The bigger the warehouse is, the bigger problems we have.
And at the end of the day, I think as a leader, and as a CEO or an owner, and doesn't matter how small or how big you are, I think you need to surround yourself with good people that know what they are doing. And because you rely on them, you cannot do everything. And it's not easy to find good people.
That's another story. But I think I've been so lucky to find and to work with people that are amazing. They love the brand. And having a strong team will lead you to success because as a leader, you can't do everything. You need to have people to help you to grow. And there are different levels of expansion, that again, you need a different type of professional to help you to scale from 10 million to 50 million or 100 million or more.
And it's a big problem with having people, like our offices are closed still to this day, we pay the rent. Nobody is there because people work from home during the pandemic, and it's not easy to find people. The labor shortage is terrible, and this pandemic shook all of us. It doesn't matter if you are in beauty or in any other business, I think everybody has the same problem. But I believe people, and especially young people that for now are comfortable working for home, they will change their mind. Because when I started in my business, I used to be around my boss, cleaning their desk and instruments just because I wanted to learn from them. I want to see how they talk with the customer, what they do, how they do it. And if you are home, there is no way you will learn, and you will not be able to grow. Because it's important to have your boss around you, or you should be around your boss and learn from it.
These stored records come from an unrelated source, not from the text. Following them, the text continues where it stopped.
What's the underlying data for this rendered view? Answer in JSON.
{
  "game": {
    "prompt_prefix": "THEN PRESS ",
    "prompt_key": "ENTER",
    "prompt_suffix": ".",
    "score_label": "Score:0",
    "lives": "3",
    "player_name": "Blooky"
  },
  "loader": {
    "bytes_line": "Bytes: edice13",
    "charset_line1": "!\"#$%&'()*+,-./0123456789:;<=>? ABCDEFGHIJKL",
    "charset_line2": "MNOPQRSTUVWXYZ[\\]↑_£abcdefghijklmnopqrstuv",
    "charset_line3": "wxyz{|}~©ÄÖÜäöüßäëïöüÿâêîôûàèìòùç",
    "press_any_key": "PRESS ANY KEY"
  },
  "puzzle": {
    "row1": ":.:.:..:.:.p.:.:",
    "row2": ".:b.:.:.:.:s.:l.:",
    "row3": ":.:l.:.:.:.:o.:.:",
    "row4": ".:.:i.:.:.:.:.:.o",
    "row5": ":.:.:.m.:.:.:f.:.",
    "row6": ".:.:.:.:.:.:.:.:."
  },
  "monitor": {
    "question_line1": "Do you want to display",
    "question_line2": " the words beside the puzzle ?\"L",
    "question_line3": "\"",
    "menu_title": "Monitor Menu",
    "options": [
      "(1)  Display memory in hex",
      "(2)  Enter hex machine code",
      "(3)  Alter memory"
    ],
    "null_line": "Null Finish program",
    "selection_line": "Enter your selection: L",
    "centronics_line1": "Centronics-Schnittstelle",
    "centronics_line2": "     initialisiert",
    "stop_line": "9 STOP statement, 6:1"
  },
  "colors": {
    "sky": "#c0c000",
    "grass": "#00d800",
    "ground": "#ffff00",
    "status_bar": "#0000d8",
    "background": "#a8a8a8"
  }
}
So I believe that people will go back to the office. I miss that energy where everybody's brainstorming, and everybody comes with ideas. I personally like to listen to everyone. I'm not the only one that has an opinion. And I like to listen to everyone, because I believe everyone is a consumer, and I want to hear their opinion. And then together, we'll take the best decision for Anastasia Beverly Hills. But we still have a little bit to deal with. But I think I see greatness and I see the sun is shining pretty soon.